Foi aí que pensei: o que aconteceu aos verdadeiros filmes de terror? Aqueles que assustam mesmo, sem gozar com o género? Queria trazer isso de volta. Para mim, não há bons ou maus filmes, há opiniões boas ou más. Mas o terror estava a ser tratado como pornografia: sempre a repetir fórmulas.
Quis regressar ao estilo dos anos 70: muito sangue, poucas explicações, mais ambiguidade. Terror puro, quase sem diálogos. A primeira cena de Trespassing mostra dois homens num sótão que descobrem um cadáver pregado numa cruz. Um deles enlouquece, acusa o outro, e depois… créditos. Sem explicações. Corte para 20 anos antes. É isso: o medo são as próprias perguntas, não as respostas.
Como escolheste o elenco e como foi trabalhar com eles?

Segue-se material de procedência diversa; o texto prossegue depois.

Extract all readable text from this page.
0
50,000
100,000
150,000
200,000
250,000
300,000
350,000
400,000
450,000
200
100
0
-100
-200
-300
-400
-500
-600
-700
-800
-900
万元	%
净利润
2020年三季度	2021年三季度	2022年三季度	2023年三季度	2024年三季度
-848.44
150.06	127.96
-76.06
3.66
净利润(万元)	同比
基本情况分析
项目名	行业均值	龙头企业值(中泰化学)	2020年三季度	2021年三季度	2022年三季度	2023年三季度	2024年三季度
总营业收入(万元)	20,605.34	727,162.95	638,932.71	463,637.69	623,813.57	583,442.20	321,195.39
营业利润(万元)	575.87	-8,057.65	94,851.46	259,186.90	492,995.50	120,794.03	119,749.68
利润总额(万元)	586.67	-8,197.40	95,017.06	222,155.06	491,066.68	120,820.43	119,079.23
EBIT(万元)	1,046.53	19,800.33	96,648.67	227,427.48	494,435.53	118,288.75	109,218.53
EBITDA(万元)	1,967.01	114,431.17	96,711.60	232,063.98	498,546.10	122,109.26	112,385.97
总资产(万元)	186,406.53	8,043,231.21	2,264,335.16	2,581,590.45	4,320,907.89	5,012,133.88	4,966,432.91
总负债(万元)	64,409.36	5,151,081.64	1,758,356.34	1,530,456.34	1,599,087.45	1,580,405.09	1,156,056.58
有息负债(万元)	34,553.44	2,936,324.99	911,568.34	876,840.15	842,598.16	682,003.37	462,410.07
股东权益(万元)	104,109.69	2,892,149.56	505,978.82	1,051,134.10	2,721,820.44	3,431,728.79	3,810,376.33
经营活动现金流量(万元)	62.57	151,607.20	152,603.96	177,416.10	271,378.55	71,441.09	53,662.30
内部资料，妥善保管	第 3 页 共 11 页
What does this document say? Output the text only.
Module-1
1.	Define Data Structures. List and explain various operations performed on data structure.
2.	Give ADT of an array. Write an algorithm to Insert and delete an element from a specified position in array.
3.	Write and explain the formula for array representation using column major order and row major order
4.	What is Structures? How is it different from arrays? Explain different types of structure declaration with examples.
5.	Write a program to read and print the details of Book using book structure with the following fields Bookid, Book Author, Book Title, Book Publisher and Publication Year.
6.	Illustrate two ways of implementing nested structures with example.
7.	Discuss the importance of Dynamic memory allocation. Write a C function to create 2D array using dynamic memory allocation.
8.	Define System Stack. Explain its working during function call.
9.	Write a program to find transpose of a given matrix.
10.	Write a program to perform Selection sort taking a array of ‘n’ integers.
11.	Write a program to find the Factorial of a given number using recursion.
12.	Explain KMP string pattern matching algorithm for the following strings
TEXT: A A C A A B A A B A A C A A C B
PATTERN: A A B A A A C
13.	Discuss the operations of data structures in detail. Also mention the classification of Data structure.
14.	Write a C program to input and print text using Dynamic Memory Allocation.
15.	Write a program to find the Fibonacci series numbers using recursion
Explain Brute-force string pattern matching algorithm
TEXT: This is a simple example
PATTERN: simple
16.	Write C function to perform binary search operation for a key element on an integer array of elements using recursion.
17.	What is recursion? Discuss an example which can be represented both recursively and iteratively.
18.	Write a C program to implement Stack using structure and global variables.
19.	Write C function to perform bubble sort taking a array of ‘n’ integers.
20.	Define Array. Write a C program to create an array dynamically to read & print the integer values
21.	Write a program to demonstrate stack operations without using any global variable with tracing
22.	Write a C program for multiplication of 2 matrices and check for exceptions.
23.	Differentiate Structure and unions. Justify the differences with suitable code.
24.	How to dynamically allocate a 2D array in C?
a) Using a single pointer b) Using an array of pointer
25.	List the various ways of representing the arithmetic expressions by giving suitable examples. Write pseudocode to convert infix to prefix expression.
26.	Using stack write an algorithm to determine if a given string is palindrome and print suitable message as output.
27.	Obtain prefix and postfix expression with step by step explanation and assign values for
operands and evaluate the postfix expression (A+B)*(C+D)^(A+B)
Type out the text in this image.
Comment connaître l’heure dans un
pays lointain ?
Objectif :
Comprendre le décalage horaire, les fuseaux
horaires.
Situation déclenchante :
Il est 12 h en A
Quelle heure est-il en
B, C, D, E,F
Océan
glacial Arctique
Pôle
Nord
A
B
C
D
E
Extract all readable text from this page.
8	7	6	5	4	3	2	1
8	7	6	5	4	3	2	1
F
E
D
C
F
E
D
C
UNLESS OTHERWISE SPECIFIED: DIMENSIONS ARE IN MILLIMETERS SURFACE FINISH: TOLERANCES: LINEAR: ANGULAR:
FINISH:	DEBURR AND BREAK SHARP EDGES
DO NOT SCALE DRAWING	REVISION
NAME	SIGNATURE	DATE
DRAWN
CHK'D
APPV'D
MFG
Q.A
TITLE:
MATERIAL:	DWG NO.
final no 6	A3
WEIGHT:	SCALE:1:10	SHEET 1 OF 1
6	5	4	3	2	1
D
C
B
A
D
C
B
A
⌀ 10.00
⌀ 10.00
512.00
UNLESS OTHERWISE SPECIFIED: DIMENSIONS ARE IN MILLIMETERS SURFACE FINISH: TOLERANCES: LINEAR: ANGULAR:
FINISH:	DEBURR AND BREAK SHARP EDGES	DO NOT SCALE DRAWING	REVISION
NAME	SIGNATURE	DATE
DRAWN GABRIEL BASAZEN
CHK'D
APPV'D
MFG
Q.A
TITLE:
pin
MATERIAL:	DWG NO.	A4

Escolhi os rapazes pessoalmente. Não houve audições, apenas vi os trabalhos anteriores e senti se havia ligação. As raparigas foram escolhidas pelos produtores.
Houve uma tentativa de recriar Texas Chainsaw Massacre?
De certa forma, sim. Quis colocar o horror no seu lugar, tal como Chainsaw fez. Mas queria ir mais longe que Tobe Hooper. O assassino de Trespassing usa máscara, mas nunca o vemos realmente. Para mim, a máscara é um símbolo poderoso: Mike Myers, Jason, Leatherface, o Fantasma da Ópera. Representa o desconhecido.
Acreditas em mitos e maldições?
Não gosto de explicações em filmes de terror. Levanto perguntas, porque são as perguntas que assustam — as respostas aliviam. Mas se tivesse de responder, diria que sim, acredito em maldições. Porque se acreditas nelas, elas existem. Mesmo o nada, se acreditares, passa a existir. O abstrato é tão real como a cor azul para um cego.
Quais são os teus próximos projetos?
Tenho um guião inspirado em Omega Man, mas mais radical. Professores no Colorado refugiam-se num bunker antes de um cometa atingir a Terra. O suposto amigo que o possui não os quer deixar entrar. Logo a partir da primeira cena começa o drama psicológico.
Quando o cometa atinge a Terra, as calotas polares derretem. O Colorado transforma-se numa ilha. Os sobreviventes, expostos à radiação, enlouquecem e parecem leprosos. Formam comunidades organizadas, mas assassinam quem resta.
A história acompanha quatro professores — entre eles um físico pacifista de 30 anos — que armadilharam um edifício para resistir. Cães esfomeados e homens loucos tentam matá-los sem descanso. Não têm paz, nem sequer o direito de odiar a própria vida. Todos os amigos morreram. O mundo acabou.
Quero que seja credível, intenso e sem momentos de descanso. Não é 28 Days Later, nem Night of the Living Dead. Não é cinema de 50 milhões. É mais próximo de Terminator, Omega Man ou Planet of the Apes. Um verdadeiro filme apocalíptico.